Салон в Вюртемберге - Паскаль Киньяр
Шрифт:
Интервал:
И я созерцал голую землю и снег. Небо было белым. Во мне все превращалось в звуки. Смерть звенела, как железо в кузнице. Я наедался пирожными в чайных салонах на Кенигштрассе, на Шарлоттенплатц. Железо вскрикивает, когда его погружают в воду. Этот крик до сих пор живет у меня в ушах. Он звучал в кузнице – напротив домика Регинберта. Я присаживался на ступеньки рядом с Регинбертом, лицом к палисаднику, к улице, держась за железную решетку, которая, как нам казалось, защищала нас. И смотрел на огромный деревянный станок для лошадей, куда их заводили задом и где они не могли двинуться, пока их подковывал кузнец. Лошади ржали, роняли наземь комки навоза. Ноздри щекотал запах жженого рога. Однажды мощный белый крестьянский конь изверг пережеванную траву, ядовито-зеленую от желчи. Вокруг раздавались громкие отчаянные крики.
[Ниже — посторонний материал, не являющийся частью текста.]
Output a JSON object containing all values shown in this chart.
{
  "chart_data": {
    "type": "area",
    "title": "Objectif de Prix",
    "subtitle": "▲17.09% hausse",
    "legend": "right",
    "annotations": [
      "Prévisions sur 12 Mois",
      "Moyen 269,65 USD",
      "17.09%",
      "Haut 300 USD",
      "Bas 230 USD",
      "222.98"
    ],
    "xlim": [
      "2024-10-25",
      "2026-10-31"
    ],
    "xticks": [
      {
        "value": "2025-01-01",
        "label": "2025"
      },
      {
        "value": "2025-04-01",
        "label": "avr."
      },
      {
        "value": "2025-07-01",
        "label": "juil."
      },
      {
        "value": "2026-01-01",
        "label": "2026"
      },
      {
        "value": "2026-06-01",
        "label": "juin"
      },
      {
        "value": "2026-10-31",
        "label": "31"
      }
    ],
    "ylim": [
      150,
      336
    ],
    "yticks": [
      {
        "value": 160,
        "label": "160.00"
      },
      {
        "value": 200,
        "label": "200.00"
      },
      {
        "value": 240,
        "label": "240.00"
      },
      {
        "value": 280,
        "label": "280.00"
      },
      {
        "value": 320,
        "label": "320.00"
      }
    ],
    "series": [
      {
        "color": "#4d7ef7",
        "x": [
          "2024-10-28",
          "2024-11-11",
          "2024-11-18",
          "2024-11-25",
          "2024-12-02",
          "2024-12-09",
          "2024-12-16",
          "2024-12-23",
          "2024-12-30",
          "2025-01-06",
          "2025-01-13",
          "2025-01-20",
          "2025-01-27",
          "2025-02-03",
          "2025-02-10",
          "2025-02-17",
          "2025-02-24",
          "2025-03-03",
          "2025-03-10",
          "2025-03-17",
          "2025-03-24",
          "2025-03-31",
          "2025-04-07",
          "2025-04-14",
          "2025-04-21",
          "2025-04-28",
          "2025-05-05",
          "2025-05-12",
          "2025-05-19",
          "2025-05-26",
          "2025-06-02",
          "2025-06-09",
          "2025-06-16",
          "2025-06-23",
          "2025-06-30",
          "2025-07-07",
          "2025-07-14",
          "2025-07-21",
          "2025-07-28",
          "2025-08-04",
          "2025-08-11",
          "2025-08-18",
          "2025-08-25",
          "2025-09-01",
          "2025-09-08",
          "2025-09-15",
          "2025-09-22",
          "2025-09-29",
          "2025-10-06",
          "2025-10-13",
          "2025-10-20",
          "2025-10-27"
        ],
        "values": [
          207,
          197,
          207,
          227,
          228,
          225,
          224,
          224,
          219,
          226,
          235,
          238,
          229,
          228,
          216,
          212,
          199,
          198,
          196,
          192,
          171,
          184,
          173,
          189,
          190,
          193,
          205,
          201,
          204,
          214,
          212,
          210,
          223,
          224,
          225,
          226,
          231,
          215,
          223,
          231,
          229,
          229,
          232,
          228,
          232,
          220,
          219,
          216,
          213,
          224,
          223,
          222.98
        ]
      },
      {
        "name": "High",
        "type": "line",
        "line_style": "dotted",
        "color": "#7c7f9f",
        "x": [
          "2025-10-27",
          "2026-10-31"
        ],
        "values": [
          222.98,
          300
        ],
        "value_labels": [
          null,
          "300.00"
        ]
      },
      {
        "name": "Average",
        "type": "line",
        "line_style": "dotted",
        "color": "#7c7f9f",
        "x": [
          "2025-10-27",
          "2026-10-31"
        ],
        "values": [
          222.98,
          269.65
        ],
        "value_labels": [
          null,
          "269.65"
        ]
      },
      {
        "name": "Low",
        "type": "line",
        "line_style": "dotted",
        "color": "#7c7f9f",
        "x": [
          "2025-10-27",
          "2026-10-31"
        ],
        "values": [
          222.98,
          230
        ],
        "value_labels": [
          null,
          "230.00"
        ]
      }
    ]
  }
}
Вспоминая те январские дни 1976 года, запечатлевая их на этой странице, я словно пытаюсь тем самым измерить, до какой степени я постарел. Трудно себе представить, насколько тише стали со временем голоса воспоминаний в глубине моей души, насколько ослабели и растворились в воздухе некогда волновавшие меня запахи. Я твердо решаю, покончив с этими страницами, никогда больше не брать в руки перо. И чувствую, как вдруг умирает во мне отзвук имени, которое я так любил произносить.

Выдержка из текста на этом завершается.